Así pues, el régimen de Robespierre, en vez de desarrollar la actividad revolucionaria de las masas, ya oprimidas por la crisis económica, y, sobre todo, por la crisis de alimentos, no hizo más que agravar el mal y facilitar la tarea de las fuerzas antidemocráticas.

Pumas, presidente del tribunal revolucionario, se quejó a Robespierre de no poder encontrar jurados para el tribunal por no querer nadie cumplir esta función.

Pero el propio Robespierre experimentó sobre sí mismo esta indiferencia de las masas parisinas cuando, el 10 de Thermidor, le hicieron atravesar las calles de París, herido y sangrante, sin ningún temor de que las masas populares intervinieran en favor del dictador de ayer.

Evidentemente, sería ridículo atribuir la caída de Robespierre y la derrota de la democracia revolucionaria al principio de los nombramientos.

Sin embargo, aceleró sin lugar a dudas la acción de los demás factores. Entre ellos, el papel decisivo lo desempeñaron las dificultades de abastecimiento, provocadas en gran medida por dos años de malas cosechas (así como también por las perturbaciones consecutivas a la transformación de la gran propiedad rural de la nobleza en pequeña explotación campesina), por el alza constante de los precios del pan y de la carne, por el hecho de que los jacobinos no quisieran, al principio, recurrir a medidas administrativas para contener la codicia de los campesinos ricos y los especuladores. Cuando por fin se decidieron, bajo la presión de las masas, a hacer que se votara la ley del máximo, esta ley, operando en las condiciones de mercado libre y de producción capitalista, no podía, inevitablemente, actuar más que como un paliativo.

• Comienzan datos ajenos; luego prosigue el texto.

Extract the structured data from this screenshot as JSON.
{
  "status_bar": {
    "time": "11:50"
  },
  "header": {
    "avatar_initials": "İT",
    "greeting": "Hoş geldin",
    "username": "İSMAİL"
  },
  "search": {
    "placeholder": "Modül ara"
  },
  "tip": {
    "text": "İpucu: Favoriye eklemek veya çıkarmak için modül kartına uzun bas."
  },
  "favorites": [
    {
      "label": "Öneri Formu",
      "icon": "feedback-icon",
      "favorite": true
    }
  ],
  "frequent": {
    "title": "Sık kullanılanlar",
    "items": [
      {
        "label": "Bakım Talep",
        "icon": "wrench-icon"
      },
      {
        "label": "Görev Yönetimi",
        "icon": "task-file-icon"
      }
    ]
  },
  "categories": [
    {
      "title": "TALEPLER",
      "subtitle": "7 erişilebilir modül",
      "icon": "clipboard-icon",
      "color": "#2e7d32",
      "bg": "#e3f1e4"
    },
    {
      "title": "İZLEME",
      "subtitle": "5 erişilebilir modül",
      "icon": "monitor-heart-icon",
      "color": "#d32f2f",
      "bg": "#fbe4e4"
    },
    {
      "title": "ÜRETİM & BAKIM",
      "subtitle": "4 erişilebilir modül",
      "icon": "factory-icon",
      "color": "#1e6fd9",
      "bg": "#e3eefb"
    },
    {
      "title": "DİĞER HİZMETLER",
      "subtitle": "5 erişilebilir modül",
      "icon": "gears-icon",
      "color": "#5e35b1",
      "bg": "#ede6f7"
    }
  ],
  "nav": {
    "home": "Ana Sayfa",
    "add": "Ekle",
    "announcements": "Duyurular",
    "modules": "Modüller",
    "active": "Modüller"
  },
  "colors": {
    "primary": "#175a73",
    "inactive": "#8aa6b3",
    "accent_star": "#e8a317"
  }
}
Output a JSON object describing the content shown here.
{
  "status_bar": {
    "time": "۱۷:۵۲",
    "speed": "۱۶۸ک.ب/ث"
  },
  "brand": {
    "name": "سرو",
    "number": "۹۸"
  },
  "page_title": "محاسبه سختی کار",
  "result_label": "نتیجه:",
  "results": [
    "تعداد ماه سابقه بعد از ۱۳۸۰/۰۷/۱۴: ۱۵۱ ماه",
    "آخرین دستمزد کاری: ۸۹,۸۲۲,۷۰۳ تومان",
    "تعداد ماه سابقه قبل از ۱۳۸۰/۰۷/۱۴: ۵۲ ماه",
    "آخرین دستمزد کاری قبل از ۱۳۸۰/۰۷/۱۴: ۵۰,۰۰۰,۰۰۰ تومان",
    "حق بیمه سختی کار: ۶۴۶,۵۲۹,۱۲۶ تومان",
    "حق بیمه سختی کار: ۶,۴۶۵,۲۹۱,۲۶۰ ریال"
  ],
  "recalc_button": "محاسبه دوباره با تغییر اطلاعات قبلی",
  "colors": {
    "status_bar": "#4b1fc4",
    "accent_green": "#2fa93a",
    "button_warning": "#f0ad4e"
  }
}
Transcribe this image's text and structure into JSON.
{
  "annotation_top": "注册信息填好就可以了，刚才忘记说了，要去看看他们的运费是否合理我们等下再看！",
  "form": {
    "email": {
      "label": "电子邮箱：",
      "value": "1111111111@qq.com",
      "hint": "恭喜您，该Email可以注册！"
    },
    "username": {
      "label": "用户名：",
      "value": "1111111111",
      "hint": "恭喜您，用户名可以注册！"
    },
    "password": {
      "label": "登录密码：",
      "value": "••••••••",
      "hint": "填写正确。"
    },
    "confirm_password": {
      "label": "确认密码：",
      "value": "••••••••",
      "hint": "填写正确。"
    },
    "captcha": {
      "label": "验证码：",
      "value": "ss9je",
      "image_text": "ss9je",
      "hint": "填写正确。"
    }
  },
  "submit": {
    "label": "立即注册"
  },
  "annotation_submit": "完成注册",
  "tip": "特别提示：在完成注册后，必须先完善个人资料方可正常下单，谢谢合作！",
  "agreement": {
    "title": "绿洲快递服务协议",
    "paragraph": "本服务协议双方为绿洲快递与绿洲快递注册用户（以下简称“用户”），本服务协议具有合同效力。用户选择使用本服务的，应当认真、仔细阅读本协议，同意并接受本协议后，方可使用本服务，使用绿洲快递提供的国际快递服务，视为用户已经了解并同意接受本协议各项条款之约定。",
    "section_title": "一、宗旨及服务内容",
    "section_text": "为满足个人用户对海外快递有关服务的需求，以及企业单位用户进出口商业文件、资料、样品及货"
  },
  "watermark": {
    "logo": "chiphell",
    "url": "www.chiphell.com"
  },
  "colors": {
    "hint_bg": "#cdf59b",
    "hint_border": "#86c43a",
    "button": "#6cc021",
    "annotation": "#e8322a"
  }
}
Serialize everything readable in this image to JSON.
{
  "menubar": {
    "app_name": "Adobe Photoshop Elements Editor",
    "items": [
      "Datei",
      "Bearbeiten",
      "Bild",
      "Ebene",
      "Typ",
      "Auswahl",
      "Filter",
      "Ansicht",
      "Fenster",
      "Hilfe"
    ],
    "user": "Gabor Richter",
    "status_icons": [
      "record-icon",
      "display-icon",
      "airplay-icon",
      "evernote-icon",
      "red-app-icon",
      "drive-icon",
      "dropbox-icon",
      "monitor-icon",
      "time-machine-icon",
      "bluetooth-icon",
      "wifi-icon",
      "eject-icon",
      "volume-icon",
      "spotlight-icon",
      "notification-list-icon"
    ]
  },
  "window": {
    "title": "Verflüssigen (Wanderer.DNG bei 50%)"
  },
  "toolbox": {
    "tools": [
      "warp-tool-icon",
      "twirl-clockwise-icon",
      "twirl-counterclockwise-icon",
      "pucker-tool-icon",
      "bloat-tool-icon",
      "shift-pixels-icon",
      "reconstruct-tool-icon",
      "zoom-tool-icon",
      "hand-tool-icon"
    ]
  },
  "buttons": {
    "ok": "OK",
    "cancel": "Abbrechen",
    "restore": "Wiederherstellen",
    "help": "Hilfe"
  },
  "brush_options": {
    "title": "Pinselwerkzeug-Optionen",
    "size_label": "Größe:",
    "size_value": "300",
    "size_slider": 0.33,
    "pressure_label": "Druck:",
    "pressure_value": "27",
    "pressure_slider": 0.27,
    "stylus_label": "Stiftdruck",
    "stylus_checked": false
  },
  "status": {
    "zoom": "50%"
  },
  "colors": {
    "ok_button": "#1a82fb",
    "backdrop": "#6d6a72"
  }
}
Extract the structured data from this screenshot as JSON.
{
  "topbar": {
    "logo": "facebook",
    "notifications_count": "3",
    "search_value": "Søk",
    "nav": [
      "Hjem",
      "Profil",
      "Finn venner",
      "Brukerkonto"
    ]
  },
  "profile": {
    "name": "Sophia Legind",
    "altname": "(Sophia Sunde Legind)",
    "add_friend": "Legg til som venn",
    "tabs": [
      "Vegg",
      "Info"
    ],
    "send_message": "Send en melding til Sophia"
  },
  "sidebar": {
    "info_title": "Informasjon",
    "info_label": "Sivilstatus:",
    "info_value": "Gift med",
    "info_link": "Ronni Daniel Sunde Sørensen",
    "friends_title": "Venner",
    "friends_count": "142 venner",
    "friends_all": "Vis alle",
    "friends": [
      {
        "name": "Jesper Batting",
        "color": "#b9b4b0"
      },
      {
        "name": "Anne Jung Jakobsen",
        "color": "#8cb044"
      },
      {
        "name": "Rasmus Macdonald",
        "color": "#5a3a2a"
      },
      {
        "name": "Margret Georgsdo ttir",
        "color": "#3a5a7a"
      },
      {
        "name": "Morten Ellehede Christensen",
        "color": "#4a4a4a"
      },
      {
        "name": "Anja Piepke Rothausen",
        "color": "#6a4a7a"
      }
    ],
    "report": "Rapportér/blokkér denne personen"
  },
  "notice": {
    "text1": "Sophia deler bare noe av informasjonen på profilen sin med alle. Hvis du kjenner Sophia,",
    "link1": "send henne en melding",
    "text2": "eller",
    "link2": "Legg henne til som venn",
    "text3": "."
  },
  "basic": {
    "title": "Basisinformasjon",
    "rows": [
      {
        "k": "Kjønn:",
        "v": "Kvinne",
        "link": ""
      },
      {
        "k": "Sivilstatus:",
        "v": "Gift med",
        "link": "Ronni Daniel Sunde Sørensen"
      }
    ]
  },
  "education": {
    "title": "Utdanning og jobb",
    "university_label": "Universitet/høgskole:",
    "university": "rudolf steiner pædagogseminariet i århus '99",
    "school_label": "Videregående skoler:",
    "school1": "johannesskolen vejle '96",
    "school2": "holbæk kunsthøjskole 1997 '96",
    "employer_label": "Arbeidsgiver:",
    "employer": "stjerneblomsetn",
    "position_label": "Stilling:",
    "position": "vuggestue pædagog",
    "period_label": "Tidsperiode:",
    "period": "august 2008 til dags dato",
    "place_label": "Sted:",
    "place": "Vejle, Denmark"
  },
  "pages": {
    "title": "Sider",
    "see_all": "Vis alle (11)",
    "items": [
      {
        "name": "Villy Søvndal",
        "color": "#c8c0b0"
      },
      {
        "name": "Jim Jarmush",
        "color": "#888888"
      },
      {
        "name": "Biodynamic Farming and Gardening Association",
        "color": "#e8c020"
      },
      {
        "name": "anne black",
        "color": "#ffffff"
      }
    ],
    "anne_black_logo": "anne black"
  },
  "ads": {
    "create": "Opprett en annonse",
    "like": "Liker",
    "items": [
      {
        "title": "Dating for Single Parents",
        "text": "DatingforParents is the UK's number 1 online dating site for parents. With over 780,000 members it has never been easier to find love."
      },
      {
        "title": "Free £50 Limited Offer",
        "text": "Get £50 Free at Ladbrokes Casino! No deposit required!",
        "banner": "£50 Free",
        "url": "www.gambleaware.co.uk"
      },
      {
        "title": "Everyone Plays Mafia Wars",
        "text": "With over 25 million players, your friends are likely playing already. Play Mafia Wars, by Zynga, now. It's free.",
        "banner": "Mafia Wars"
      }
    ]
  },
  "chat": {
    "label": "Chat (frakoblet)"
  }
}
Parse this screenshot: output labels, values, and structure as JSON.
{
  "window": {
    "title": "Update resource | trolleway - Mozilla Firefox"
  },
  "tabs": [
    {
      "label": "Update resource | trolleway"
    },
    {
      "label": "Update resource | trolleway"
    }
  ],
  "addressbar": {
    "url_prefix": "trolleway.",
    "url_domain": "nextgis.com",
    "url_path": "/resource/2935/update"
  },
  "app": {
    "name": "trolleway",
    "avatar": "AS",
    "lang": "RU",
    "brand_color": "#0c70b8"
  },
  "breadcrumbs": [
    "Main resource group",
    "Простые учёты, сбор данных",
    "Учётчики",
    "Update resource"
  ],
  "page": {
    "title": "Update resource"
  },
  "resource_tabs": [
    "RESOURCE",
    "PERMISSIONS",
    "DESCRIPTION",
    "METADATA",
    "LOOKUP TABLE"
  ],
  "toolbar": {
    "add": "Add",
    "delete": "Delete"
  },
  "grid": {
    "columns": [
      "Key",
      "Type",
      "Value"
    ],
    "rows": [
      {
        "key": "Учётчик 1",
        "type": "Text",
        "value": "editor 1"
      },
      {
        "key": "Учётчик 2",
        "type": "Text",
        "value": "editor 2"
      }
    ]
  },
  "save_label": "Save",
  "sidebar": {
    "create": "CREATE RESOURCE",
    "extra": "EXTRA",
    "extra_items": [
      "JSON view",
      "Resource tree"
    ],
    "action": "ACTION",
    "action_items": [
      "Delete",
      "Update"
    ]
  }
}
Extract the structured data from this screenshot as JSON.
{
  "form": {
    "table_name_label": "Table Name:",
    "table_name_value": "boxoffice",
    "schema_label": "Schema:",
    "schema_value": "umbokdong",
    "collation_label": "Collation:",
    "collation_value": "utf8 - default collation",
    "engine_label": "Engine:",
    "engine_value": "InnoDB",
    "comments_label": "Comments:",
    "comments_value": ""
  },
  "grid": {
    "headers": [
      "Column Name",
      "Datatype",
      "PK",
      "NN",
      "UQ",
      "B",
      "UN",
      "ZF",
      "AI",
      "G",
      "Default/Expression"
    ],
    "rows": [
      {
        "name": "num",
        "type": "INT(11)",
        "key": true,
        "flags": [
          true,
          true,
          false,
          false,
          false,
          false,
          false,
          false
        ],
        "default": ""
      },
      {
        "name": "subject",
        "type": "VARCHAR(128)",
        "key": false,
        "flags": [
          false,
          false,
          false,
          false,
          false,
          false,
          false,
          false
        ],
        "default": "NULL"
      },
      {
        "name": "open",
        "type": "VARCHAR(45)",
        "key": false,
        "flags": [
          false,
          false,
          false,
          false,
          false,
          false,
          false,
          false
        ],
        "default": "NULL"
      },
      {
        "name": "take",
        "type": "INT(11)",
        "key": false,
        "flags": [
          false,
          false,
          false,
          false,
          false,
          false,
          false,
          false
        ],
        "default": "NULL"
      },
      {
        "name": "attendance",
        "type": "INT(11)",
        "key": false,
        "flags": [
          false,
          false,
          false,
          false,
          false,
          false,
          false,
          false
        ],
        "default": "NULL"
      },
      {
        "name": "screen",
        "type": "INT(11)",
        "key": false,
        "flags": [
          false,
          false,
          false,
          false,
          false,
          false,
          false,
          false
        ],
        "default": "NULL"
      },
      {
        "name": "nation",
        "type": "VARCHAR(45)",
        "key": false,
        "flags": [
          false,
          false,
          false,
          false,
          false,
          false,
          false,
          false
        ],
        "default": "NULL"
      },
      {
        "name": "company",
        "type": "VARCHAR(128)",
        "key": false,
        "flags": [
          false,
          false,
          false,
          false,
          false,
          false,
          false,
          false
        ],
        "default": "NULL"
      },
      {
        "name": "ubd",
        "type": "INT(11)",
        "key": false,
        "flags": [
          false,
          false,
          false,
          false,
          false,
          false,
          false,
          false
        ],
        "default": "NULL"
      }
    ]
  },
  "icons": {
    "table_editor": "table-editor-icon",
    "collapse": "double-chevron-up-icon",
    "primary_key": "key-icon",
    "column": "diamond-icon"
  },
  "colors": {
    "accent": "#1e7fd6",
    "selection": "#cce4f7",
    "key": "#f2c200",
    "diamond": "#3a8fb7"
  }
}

Pasemos ahora a la realidad en la que vivimos.

Pienso que es necesario ante todo señalar que cuando empleamos expresiones como “el Partido” o “las masas” no debemos perder de vista el contenido que la historia de los últimos diez años ha introducido en estos términos.

La clase obrera y el Partido, no ya físicamente, sino moralmente, no son ya lo que eran hace diez años. No exagero al decir que el militante de 1917 difícilmente se reconocería en el militante de 1928. Se ha producido un cambio profundo en la anatomía y en la fisiología de la clase obrera.

En mi opinión, es necesario que concentremos la atención en el estudio de las modificaciones en los tejidos y en sus funciones. El análisis de los cambios acontecidos deberá mostramos la manera de salir de la situación creada. No pretendo presentar ahora este análisis; me limitaré a tan sólo algunas observaciones.

Cuando se habla de la clase obrera, es necesario encontrar respuesta a una serie de preguntas; por ejemplo:

¿Cuánta es la proporción de los obreros empleados actualmente en nuestra industria que han ingresado en ella después de la Revolución, y cuál la proporción de los que trabajaban antes en ella?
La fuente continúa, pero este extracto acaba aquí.